Cuando el plan quedó decidido, las preguntas definidas y las teorías suficientemente discutidas, Will y Mónica se quedaron un rato en silencio. Will miró hacia la puerta, hacia el cielo lleno de estrellas y sonrió. “Ella sabe lo que está haciendo”.

Mónica lo miró con desconcierto.

“Ivette. Ella planeó todo esto, este tortuoso camino que trazamos mientras seguíamos un rastro de migajas de pan y que nos trajo hasta este remoto lugar”, dijo, mientras seguía mirando hacia el cielo. Luego señaló hacia arriba. “Allá es donde está la verdadera Ivette, ¿sabes?”

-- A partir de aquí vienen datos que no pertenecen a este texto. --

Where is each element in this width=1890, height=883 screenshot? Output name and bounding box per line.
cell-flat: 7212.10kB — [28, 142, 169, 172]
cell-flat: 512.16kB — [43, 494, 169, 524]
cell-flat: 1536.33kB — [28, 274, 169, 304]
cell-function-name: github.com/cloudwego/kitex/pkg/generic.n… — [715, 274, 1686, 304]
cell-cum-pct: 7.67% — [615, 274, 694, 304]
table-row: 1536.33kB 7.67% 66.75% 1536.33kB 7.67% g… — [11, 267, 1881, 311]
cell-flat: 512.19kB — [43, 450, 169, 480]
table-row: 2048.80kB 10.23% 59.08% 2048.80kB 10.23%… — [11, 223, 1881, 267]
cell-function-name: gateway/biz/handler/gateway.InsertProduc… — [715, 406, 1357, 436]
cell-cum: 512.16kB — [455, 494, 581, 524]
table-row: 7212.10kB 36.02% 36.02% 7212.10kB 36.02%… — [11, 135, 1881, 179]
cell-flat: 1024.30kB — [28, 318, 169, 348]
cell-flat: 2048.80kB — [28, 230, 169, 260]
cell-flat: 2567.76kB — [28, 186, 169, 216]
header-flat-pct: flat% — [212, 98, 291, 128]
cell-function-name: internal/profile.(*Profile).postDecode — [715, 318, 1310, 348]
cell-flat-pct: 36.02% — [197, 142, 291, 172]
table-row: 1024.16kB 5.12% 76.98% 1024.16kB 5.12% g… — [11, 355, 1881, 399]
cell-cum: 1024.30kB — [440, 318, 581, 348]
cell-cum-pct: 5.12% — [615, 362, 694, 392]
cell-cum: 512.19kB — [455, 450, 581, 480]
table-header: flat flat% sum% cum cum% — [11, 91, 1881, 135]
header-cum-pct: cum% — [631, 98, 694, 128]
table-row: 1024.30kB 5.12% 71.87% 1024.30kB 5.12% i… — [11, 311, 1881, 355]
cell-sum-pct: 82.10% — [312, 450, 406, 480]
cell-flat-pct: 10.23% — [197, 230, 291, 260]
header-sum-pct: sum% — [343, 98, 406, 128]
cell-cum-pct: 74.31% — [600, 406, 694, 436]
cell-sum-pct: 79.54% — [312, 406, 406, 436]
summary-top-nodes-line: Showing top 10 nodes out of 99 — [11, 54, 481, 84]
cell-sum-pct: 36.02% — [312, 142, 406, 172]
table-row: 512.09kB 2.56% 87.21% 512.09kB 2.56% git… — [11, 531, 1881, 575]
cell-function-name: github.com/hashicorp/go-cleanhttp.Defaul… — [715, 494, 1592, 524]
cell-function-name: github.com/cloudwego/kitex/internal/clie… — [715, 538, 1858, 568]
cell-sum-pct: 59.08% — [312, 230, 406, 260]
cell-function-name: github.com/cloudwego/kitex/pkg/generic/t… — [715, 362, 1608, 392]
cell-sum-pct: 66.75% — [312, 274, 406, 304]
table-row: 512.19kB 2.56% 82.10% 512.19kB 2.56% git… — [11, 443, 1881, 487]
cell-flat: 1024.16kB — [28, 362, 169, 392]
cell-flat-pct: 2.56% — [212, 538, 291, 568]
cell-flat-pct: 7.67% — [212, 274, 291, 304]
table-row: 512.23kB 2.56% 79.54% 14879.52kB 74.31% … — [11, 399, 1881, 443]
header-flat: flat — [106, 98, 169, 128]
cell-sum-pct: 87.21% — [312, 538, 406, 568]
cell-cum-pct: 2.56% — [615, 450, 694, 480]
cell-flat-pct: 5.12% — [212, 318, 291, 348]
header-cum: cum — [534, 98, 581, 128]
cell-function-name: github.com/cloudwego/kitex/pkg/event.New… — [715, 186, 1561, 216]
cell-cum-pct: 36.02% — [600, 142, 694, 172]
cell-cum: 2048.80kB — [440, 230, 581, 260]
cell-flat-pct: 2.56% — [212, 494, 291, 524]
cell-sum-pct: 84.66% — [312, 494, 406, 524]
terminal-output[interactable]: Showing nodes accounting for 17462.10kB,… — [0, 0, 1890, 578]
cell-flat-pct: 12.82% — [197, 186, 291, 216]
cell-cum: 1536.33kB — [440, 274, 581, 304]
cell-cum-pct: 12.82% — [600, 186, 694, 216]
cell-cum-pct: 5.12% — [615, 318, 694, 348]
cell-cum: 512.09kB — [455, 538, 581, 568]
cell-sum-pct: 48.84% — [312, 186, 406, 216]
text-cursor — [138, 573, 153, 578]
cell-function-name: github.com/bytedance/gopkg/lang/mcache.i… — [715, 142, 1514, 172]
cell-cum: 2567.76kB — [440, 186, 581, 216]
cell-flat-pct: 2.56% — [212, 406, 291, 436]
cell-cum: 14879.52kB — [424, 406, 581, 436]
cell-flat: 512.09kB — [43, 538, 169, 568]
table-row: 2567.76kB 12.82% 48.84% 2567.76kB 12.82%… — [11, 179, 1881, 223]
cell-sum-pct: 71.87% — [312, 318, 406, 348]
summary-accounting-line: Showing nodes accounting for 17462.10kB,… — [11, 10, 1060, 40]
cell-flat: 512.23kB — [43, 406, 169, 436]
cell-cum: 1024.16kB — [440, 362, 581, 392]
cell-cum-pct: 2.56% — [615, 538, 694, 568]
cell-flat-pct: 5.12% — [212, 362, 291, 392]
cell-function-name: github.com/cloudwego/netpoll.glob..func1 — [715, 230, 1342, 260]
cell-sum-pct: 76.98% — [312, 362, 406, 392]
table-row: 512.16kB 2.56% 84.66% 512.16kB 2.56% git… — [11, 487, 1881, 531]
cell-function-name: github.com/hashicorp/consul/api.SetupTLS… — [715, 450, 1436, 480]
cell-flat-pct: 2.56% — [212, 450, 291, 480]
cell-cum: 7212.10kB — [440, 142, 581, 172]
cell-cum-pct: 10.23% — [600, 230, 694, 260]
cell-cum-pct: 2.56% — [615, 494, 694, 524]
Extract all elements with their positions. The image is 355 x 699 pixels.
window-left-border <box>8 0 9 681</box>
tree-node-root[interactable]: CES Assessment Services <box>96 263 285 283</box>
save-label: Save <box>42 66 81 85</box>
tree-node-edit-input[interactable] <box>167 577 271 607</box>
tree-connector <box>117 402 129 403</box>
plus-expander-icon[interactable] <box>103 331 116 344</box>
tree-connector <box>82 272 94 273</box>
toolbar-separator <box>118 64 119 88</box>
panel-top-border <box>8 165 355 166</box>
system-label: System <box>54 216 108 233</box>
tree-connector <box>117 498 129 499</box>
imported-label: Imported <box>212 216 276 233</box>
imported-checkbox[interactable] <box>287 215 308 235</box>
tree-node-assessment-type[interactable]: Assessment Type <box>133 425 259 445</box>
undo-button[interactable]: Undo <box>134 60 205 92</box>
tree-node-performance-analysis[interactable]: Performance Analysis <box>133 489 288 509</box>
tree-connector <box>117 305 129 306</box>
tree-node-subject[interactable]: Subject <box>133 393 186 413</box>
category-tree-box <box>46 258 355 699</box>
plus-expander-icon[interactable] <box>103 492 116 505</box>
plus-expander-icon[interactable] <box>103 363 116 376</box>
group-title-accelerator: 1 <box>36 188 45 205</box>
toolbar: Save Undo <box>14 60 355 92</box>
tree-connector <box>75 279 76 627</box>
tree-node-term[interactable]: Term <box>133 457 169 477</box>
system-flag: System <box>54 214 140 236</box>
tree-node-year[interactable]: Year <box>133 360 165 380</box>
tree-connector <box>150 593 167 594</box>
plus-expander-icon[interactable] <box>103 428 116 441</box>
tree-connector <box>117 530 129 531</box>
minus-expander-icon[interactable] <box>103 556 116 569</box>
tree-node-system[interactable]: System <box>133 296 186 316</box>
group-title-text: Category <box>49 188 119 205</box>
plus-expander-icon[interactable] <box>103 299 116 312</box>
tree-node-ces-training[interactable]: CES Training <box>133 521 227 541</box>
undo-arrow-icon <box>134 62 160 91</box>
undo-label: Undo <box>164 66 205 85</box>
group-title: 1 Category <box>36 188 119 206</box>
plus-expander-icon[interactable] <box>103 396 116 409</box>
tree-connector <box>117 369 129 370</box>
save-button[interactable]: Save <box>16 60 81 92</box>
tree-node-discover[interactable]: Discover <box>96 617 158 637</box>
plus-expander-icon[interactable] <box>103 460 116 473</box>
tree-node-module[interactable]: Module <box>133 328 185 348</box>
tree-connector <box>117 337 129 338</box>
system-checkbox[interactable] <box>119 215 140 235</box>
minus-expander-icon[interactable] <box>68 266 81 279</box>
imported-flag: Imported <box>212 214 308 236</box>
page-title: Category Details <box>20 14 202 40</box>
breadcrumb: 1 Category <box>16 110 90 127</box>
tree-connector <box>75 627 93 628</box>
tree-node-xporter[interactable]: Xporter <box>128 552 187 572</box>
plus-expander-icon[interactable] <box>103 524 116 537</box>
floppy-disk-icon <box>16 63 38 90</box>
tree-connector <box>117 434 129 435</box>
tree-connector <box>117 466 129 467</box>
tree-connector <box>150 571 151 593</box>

Mónica levantó la mirada hacia donde él estaba señalando, como si realmente pudiera ver la figura de una mujer joven flotando sobre la costa salvadoreña.

“Todo tiene una razón, Mónica, y tengo el presentimiento de que estamos a punto de averiguar por qué estamos aquí”, dijo Will, luego puso la cerveza sobre la mesa y le lanzó una intensa mirada que expresaba claramente sus sentimientos. En ese momento Mónica entendió que lo que estaba pasando bajo la superficie era más profundo que una simple atracción física, tal vez era algo que estaba más allá de la admiración.

¿Cómo había sucedido esto? ¿Quién se suponía que estaba a cargo de vigilar que la leche no hirviera y se desbordara? Mónica creyó haber tenido cuidado.

Así que desvió la mirada y dijo, con tono de indiferencia: “Kevin y yo decidimos que vamos a ofrecer una fiesta en honor tuyo y de Ivette”. Aplastó un mosquito con las manos y sonrió. “Después de que Oprah entreviste a Ivette”. Luego fingió otro bostezo y esta vez trató de ser más convincente. Entrelazó los dedos y se estiró. “Hora de regresar. Estoy cansada”.

Mientras iban de regreso a la posada, le dijo a Will que se alegraba de haber encontrado en él a un verdadero amigo. Se aseguró de repetir tres veces la palabra “amigo” y, cuando se desearon las buenas noches, se despidió sólo con la mano.

Después de acostarse esa noche y a pesar de sentirse más cansada de lo razonable, Mónica no pudo dormir. Aparte del maremágnum de emociones que le producía el hecho de estar en su país, estaba la presencia de Will y esa inquietante manera en que los dos estaban derivando hacia una cierta intimidad. La fría y aterradora manera en que Ivette le había agarrado la muñeca ese día le había servido para recordarle de quién era Will todavía.